August 26, 2024
RWI Claims Trends
Woodruff Sawyer recently released the 2024 edition of its “Guide to Representations & Warranties Insurance.” This edition of the guide covers a variety of topics relating to RWI, including an overview of RWI and its users, the key elements of an RWI Policy, the five main exclusions contained in the typical policy, and insights into current market conditions. Here’s an excerpt from the Guide’s discussion of claims trends:
From mid-2020 through mid-2022, we saw a large uptick in the number of policies and limits bound, and so it stands to reason that the number of R&W claims received by insurers has increased in the past year. Statistically, claims are most likely to arise within the first 12 to 18 months after a policy is bound since the first audit cycle of the target company’s finances may bring to light certain breaches—leading to the current increase in claims.
The two largest categories in which claim payouts were made continue to be breaches of (1) financial reps, and (2) customers and contracts. Those two categories account for almost two-thirds of claim payments, with compliance of laws coming in at a distant third. Most claims tend to arise within the first 12 months of the policy period, and the earliest reported claims tend to result in severe losses since these material matters are often discovered shortly after the deal has closed.
Transactions involving targets with audited financials (versus unaudited financials) often result in greater losses and a higher likelihood of claims alleging financial rep breaches. Payments for financial statements claims involving targets with audited financials averaged 41.4% of the policy limit, whereas this figure is only 22.1% for payments involving companies with unaudited financials.

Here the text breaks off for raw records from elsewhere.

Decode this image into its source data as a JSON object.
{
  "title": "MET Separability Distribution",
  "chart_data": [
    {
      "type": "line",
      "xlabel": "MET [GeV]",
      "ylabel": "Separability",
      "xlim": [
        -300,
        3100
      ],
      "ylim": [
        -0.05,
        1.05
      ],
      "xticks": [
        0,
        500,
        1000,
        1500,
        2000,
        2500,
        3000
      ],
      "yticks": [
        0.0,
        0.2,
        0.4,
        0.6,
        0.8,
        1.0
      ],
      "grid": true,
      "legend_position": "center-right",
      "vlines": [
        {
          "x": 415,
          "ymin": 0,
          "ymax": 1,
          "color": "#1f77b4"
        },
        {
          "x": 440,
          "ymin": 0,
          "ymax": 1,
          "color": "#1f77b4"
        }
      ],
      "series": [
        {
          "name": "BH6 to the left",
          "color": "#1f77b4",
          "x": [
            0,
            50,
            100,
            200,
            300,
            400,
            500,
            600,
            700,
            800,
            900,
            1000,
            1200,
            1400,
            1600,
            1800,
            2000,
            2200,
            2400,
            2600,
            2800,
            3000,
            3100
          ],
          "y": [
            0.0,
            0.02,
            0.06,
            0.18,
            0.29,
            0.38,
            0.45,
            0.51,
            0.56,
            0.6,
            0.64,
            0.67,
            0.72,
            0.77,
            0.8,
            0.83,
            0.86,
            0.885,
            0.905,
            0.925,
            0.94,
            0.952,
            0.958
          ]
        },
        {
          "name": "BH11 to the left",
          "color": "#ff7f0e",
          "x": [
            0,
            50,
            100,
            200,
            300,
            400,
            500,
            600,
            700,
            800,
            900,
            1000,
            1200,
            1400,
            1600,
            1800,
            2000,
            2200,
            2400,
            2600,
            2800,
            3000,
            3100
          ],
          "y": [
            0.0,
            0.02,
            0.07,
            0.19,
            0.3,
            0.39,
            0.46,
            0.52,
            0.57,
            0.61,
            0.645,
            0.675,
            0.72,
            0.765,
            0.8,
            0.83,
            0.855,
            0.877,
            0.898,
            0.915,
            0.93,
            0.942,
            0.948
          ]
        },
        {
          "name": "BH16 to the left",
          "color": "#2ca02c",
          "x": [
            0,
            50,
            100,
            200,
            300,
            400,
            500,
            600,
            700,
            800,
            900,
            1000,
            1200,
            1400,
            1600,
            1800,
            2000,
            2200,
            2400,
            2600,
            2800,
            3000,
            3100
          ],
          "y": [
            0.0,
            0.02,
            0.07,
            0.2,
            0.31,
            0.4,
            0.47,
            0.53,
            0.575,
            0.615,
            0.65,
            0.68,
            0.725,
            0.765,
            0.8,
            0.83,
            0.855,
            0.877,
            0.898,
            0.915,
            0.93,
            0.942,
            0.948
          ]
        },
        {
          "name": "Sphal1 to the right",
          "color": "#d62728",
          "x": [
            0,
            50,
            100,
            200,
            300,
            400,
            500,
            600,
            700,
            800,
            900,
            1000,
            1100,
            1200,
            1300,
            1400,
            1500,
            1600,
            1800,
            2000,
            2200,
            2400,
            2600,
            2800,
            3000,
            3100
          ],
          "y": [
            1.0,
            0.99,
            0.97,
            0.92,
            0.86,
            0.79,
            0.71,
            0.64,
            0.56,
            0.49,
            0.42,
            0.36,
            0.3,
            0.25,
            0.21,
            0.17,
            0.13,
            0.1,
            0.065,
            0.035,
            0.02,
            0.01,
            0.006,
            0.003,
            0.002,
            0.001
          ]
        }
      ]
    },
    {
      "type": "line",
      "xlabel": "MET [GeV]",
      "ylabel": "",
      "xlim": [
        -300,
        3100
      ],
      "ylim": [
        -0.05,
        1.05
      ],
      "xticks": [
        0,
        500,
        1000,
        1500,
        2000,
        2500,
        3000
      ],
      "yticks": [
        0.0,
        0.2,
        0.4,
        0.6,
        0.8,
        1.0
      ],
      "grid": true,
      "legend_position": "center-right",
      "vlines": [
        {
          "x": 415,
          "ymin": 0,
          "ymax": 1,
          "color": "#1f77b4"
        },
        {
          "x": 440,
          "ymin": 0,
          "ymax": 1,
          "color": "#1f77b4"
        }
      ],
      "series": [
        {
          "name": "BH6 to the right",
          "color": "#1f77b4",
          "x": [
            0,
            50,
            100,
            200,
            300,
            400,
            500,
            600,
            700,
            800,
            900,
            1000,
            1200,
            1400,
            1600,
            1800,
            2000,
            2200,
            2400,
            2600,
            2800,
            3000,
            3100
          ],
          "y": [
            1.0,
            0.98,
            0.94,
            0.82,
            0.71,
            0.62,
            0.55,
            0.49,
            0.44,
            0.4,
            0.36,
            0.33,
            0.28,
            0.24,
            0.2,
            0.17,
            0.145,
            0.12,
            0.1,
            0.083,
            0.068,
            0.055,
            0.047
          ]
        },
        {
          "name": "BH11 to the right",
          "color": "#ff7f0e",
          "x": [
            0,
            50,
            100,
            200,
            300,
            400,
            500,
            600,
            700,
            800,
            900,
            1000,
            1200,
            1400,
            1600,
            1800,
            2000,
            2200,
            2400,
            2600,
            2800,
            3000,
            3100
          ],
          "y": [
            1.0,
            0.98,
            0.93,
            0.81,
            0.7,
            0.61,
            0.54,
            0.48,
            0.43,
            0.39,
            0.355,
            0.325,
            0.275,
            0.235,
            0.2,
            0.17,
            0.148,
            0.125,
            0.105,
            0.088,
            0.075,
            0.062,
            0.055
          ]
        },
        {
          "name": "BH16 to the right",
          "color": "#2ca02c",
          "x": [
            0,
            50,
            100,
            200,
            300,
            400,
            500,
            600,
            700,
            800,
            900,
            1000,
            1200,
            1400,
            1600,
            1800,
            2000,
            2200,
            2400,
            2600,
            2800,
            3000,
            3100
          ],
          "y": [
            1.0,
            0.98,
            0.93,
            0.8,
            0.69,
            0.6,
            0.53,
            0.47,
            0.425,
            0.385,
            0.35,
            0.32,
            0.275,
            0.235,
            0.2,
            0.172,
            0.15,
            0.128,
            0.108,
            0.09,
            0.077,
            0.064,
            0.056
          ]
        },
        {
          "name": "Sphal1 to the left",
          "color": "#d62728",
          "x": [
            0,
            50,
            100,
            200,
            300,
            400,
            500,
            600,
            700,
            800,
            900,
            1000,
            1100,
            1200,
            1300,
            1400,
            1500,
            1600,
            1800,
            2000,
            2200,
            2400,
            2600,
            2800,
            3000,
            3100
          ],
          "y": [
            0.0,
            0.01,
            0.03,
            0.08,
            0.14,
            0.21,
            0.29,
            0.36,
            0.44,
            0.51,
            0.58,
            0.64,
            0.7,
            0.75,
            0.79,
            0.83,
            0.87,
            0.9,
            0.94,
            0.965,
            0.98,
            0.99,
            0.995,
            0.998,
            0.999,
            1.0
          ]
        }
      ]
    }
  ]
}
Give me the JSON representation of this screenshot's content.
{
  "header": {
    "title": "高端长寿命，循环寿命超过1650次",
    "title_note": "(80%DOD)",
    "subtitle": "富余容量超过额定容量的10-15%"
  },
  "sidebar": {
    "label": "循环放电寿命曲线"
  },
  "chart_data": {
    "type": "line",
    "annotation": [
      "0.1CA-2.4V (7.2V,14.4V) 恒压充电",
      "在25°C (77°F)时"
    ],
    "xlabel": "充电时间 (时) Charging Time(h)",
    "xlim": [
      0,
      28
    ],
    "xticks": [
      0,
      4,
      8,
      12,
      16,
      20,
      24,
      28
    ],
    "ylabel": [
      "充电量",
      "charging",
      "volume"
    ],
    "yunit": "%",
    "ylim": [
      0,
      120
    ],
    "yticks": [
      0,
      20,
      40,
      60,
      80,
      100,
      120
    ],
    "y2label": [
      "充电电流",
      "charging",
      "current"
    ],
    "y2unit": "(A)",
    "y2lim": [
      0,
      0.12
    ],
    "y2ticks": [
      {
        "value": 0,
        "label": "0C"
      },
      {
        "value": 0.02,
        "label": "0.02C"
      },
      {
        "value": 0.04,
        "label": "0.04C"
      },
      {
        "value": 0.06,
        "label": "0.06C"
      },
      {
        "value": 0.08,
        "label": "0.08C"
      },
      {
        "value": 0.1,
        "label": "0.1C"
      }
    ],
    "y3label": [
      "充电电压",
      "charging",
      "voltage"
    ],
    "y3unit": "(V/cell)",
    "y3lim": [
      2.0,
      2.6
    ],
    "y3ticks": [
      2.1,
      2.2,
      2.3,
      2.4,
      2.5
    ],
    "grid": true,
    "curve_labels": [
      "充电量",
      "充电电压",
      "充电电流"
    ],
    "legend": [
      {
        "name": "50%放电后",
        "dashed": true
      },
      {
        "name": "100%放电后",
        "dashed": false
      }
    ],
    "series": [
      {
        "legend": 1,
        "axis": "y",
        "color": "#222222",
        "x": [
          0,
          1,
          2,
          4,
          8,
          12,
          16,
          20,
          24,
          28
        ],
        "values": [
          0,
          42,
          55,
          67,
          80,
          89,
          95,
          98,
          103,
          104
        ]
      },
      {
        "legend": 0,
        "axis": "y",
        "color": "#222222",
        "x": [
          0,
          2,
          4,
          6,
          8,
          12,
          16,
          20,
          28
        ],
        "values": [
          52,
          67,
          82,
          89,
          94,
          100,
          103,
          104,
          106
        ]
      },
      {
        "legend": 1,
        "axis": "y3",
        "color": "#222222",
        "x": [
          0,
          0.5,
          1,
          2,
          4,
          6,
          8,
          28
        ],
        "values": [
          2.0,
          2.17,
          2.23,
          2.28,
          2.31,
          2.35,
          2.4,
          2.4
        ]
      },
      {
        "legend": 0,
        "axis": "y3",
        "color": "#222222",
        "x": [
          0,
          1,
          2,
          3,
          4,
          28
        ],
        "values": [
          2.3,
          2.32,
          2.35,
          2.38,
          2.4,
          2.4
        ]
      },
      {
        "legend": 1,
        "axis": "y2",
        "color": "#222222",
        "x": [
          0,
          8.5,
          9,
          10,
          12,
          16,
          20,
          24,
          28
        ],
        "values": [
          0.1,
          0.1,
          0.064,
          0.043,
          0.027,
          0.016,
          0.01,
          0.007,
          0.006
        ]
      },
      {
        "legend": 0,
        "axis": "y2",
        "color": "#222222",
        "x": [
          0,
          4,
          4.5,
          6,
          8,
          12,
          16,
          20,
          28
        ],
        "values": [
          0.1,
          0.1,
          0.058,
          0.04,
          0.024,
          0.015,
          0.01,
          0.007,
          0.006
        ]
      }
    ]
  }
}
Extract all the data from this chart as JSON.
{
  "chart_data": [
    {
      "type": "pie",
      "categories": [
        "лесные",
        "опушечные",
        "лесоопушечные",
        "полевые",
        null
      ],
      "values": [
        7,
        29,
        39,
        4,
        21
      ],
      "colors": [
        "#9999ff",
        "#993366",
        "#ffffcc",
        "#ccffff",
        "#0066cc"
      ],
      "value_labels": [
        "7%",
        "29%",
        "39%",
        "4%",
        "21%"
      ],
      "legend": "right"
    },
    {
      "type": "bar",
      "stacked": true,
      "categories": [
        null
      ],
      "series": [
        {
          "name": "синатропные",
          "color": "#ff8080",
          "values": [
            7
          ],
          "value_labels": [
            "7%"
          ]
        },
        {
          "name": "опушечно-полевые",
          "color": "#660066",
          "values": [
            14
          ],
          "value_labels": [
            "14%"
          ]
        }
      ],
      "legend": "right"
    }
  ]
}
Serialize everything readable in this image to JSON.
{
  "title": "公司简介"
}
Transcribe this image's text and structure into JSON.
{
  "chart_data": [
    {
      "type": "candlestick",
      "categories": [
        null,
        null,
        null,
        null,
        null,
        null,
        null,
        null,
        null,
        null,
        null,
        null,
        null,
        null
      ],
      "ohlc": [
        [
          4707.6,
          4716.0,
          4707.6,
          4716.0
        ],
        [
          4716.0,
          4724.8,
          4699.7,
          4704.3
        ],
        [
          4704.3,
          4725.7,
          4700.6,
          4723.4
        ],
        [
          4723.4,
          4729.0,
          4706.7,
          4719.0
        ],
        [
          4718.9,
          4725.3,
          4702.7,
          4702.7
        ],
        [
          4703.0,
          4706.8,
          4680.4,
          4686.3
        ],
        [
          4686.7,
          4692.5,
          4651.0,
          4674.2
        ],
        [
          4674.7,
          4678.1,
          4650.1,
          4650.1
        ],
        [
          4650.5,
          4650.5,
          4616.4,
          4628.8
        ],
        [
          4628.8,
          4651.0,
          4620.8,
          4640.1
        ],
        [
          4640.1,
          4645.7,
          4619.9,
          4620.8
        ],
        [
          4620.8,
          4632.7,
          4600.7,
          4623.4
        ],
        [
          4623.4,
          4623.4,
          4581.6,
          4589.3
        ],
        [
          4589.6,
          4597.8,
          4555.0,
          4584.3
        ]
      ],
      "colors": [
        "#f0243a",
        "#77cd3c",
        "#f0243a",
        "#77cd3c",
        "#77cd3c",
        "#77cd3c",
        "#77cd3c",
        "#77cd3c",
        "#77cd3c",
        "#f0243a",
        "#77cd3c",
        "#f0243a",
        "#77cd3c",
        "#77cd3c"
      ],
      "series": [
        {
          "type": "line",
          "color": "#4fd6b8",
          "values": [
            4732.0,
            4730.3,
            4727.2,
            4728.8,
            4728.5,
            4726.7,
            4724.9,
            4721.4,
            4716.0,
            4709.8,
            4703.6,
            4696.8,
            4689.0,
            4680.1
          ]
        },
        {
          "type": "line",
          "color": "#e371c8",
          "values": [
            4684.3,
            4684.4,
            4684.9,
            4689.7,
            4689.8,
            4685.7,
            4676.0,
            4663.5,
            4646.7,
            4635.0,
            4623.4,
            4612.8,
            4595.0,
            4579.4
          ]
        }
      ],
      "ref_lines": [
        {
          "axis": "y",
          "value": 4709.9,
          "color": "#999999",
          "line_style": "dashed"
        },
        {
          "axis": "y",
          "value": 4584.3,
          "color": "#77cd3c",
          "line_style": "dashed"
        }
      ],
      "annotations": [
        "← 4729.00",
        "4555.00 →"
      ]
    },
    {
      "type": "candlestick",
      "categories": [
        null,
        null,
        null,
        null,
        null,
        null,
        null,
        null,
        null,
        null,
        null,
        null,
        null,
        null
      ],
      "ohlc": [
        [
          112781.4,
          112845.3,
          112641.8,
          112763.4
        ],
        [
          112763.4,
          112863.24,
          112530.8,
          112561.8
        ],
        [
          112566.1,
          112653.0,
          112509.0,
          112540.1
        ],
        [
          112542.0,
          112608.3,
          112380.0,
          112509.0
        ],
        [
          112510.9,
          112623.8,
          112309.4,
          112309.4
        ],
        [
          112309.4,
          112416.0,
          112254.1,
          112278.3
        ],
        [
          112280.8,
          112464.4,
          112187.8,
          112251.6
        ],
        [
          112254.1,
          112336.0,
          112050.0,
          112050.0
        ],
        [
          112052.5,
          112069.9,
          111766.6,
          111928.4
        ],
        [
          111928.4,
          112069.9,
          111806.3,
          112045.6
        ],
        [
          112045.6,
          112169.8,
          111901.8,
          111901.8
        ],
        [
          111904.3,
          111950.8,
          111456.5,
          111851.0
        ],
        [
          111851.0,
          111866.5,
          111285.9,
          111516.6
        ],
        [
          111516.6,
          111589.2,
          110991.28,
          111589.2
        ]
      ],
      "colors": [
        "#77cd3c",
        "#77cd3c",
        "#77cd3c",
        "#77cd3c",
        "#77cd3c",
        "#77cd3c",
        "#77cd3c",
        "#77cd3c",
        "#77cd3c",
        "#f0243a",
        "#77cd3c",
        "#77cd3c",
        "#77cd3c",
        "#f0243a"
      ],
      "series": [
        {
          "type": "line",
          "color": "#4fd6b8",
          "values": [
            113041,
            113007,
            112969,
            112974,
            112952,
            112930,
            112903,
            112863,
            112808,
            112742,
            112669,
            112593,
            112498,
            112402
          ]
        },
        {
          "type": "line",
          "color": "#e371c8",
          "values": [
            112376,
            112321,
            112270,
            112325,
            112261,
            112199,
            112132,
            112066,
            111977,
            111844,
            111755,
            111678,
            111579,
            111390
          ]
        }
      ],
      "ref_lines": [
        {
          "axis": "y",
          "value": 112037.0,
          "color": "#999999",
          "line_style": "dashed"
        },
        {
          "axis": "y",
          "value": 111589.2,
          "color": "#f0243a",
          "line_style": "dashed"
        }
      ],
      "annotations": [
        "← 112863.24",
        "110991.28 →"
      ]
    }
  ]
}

The Guide says that most of the action is at the smaller end of the food chain, with deals involving less than $250 million in enterprise value resulting in 60% of claim payouts. These smaller deals have a higher incidence of breaches of compliance with laws reps and reps relating to operations, while bigger deals more typically see breaches of intellectual property and tax reps. Not surprisingly, claims for breaches of financial statements are high for deals both large and small.